Figure 12: Example SoC with Power Management
To put the logic to sleep the CPU writes to the sleep bit in the Power Island Manager. The Power Island Manager has a state machine that controls the isolation signal, sleep signal, and data retention signal. The state machine ensures the timing of these signals to give proper operation to the design. To come out of the sleep state the CPU writes the sleep bit. A status bit in the Power Island Manager can be read by the CPU to know when the logic is out of the sleep state and ready to resume operation. Times enter or leave sleep are approximately 60ns.
Although the CPU could also be put to sleep, presentation on this topic is beyond the scope of this paper.
10.1 Static Power Reduction Summary
We have shown significant static power reduction using the Gate Bias library and Power Management IP.
11.0 I/O Power Reduction
Designers can easily focus on reducing power on the core and miss an even bigger power reduction in the I/Os. Low voltage (1.8V), design permitting, and low leakage I/Os, such as ones made by Virtual Silicon, will minimize dynamic and static power.
We have demonstrated how dynamic power has been cut in half by running the Xtensa processor at 0.8V, while still meeting performance goals using the Virtual Silicon Mobilize power management IP. Lowering the power for your design is now enabled by libraries such as Virtual Silicon’s PowerSaver library and Synopsys Galaxy EDA tools. Static power has been dramatically reduced by using the Gate Bias library and Power Management IP.
- Each configuration of the extensible, configurable Xtensa processor is created by the Xtensa Processor Generator from a unique designer-defined specification of both predefined configuration options and designer-defined instruction extensions. The generator can create a wide range of processor cores, including small task engines, high performance DSPs, media processors and network processors all sharing the common base Xtensa instruction set architecture.
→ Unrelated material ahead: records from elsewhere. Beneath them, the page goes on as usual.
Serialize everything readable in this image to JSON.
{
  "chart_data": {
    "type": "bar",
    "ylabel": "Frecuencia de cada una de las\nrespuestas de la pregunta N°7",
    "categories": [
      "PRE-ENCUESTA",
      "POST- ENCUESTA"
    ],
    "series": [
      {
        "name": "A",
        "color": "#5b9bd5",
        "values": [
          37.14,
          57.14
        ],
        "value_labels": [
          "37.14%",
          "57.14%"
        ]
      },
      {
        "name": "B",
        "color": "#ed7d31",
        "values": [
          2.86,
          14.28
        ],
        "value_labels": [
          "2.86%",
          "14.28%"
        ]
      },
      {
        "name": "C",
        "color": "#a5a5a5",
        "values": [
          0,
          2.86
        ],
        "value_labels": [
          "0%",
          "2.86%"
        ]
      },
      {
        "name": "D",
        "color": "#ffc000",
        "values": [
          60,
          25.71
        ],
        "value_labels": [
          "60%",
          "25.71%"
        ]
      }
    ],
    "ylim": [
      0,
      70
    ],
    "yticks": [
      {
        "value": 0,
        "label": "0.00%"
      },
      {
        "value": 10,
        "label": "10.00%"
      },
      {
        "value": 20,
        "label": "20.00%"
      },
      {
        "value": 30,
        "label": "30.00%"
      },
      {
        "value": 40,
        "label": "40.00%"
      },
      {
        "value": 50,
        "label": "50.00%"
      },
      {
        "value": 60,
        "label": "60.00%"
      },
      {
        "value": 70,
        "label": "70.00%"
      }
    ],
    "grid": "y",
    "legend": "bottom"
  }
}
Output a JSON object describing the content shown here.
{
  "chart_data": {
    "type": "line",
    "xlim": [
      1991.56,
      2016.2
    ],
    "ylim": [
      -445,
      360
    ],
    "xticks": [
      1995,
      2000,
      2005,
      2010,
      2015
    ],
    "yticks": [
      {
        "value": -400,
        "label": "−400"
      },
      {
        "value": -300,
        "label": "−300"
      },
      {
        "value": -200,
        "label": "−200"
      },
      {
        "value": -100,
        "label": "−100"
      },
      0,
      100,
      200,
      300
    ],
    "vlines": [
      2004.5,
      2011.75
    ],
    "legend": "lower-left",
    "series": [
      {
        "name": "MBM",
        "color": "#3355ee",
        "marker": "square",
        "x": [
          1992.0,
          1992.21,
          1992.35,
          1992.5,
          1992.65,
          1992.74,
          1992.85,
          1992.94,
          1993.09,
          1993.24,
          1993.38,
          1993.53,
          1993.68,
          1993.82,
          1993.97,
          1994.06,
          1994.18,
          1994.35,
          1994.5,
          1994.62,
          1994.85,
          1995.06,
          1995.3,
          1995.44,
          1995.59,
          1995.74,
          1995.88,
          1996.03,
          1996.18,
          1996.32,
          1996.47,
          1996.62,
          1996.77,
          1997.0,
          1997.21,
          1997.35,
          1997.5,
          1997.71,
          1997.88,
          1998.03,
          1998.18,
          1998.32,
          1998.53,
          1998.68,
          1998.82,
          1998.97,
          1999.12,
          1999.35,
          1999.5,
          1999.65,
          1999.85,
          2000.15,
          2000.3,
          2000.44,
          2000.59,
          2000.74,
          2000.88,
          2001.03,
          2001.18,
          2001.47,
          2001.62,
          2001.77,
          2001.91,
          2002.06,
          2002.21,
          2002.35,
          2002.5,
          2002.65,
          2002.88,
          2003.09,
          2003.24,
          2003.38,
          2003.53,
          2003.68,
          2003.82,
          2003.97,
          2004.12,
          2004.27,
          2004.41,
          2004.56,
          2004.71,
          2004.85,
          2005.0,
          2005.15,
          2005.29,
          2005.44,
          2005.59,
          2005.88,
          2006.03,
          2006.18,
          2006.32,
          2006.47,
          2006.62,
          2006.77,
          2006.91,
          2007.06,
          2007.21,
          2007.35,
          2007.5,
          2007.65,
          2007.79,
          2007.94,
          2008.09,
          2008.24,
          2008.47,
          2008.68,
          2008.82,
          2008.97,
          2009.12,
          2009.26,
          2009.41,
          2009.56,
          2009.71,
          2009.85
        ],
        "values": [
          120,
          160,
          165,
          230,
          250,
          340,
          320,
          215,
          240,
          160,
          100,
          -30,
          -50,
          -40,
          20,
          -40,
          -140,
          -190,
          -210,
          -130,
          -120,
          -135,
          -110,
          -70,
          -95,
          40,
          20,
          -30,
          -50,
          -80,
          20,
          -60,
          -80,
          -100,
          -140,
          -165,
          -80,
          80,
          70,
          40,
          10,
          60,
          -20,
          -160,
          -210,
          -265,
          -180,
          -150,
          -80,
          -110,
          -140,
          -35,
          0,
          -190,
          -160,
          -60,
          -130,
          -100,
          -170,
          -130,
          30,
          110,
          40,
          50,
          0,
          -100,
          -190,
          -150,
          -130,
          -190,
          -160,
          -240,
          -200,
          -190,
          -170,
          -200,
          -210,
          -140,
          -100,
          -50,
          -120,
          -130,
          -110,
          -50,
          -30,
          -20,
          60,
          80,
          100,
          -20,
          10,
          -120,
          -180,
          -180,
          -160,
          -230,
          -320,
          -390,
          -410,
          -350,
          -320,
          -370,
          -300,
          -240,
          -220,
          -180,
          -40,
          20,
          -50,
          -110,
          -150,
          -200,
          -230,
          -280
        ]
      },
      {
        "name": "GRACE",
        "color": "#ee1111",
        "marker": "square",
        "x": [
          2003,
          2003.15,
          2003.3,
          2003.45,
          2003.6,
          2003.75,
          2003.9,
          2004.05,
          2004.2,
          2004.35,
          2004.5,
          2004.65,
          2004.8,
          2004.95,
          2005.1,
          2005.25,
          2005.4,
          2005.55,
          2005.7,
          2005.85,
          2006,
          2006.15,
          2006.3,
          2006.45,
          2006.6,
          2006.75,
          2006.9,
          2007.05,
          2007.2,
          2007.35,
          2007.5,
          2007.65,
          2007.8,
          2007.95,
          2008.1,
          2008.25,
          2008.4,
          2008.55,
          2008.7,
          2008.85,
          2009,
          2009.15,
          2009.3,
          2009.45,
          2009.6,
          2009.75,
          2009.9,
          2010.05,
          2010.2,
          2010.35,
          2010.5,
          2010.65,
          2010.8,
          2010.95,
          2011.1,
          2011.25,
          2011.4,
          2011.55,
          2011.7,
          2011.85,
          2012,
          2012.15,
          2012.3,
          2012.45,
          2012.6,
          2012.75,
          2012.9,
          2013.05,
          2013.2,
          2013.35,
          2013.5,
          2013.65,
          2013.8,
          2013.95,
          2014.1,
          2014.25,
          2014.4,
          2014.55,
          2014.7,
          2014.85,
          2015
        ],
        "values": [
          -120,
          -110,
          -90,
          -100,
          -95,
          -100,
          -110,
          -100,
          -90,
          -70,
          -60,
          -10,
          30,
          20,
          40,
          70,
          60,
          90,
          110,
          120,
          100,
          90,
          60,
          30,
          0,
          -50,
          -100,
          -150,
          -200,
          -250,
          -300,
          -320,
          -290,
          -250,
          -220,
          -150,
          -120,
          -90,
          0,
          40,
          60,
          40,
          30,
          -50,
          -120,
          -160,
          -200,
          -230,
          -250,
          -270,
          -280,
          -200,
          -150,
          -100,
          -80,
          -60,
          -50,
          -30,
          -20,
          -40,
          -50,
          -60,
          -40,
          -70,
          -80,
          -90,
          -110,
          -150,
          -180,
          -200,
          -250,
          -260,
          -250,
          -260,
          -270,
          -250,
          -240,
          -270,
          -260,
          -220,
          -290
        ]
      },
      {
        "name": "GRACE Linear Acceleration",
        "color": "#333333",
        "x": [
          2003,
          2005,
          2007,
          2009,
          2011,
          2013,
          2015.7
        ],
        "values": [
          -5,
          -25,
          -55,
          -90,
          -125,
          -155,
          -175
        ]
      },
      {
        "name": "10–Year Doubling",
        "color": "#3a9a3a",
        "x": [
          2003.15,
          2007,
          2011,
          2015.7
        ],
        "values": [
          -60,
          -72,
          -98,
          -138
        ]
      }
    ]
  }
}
The configuration used in this paper has the minimum set of configuration options and includes only the base ISA elements without custom instruction extensions. The power minimization techniques discussed can be applied equally to any Xtensa processor configuration.
- Peters, E., Taglieri, G., & Vemury, L. (2000). Low Power Synthesis Flow For a Configurable Core. Boston: SNUG.
- International Technology Roadmap for Semiconductors, System Drivers. (2001). (p. 17).